On Friday, September 25, 2009, the Michigan Supreme Court denied leave to appeal in People v. Aceval. Leave was denied by an equally divided Court with Justices Cavanagh and Markman and Chief Justice Kelly dissenting. Justice Corrigan recused herself because she has agreed to be a character witness for retired Wayne County Circuit Judge Mary Waterstone.
Aceval, an Inkster bar owner, was convicted of possession of cocaine. During his first trial, Judge Waterstone, the former head of the Wayne County prosecutor's drug unit, and two police officers allegedly permitted perjured testimony to conceal the identity of a confidential informant. The first trial ended in a mistrial, and Aceval was retried. During the second trial, Aceval's counsel uncovered the perjury and the Judge Waterstone recused herself.

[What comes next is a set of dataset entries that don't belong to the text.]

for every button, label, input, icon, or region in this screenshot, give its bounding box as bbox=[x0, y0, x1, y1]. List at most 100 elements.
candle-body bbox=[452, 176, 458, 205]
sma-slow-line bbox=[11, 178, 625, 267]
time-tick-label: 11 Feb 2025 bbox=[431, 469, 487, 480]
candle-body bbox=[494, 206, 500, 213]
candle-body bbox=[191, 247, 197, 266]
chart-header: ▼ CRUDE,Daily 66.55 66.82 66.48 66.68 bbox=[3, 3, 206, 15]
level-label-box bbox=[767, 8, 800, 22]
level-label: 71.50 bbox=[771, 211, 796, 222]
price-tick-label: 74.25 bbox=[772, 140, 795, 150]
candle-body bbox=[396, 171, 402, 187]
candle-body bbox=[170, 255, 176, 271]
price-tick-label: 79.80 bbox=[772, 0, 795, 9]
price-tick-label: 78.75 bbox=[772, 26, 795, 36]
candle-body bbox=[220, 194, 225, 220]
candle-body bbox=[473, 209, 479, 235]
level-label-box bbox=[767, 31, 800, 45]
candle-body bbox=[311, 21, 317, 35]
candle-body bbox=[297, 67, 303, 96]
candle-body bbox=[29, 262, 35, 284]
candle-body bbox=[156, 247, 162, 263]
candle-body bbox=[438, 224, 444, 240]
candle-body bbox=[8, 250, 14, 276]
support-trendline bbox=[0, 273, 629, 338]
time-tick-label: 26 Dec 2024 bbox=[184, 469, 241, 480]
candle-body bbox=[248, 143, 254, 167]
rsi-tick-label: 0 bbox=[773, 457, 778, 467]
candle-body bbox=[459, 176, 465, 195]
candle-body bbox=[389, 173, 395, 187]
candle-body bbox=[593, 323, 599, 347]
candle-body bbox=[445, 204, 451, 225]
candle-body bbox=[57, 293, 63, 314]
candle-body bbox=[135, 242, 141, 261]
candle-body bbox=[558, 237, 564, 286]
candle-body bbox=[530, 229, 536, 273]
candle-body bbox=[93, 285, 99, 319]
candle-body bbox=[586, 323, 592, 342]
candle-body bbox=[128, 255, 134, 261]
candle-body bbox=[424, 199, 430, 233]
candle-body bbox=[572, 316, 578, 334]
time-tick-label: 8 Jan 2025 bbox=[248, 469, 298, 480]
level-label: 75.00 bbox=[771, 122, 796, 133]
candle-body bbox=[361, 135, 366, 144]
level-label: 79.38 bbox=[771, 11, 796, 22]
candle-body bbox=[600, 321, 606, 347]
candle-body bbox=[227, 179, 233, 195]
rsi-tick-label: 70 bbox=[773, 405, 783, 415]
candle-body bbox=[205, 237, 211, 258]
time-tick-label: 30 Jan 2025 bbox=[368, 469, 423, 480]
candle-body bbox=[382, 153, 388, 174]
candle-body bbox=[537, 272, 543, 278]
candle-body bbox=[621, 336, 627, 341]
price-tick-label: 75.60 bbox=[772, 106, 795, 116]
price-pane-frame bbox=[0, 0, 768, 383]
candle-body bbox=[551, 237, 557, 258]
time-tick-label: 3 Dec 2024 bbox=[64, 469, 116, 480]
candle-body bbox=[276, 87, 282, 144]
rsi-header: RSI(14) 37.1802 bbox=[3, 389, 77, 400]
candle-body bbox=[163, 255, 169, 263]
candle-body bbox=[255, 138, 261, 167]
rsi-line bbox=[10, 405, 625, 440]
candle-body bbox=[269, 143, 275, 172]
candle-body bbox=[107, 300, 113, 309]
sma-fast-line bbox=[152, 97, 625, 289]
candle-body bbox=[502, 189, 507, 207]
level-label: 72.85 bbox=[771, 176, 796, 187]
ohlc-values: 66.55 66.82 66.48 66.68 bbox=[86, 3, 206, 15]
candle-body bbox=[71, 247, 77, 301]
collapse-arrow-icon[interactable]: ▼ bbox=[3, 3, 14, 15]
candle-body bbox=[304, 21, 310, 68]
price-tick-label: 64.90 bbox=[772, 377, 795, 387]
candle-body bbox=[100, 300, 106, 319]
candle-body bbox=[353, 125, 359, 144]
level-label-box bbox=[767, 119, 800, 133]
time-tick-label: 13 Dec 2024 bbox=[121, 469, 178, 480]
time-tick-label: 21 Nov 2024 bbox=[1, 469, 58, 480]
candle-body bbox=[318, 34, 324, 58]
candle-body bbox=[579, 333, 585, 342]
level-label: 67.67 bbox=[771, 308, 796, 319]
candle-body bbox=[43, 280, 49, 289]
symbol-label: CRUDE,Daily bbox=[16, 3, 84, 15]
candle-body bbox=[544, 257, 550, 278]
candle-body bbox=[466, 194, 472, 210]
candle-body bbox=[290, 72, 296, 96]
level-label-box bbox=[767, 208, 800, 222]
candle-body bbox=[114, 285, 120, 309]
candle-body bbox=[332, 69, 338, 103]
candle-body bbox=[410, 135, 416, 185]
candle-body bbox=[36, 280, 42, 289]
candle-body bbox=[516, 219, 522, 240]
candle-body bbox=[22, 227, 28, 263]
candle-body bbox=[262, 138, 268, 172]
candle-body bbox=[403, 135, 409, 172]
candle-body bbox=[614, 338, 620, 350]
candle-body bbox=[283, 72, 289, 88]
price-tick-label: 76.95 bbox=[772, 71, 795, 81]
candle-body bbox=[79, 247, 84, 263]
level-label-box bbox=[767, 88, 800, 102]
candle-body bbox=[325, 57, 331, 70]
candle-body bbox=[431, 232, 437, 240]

The replacement judge disqualified one of Aceval's attorneys who had appeared for the limited purpose of filing certain pretrial motions. Aceval eventually entered a guilty plea.
On appeal, Aceval contended that he was denied his right to counsel of his choice and that the use of perjured testimony at his first trial deprived him of due process to the extent that his retrial should have been barred. The Court of Appeals found the conduct at the first trial to be "disgraceful" and "reprehensible," but did not conclude that Aceval had been denied the counsel of his choice or that retrial was barred. The Court of Appeals' decision is here.
Judge Waterstone, the prosecutor, and the two officers have been charged with felonies for permitting the perjured testimony. The Detroit News is reporting that Justice Corrigan has agreed to be a character witness for Judge Waterstone.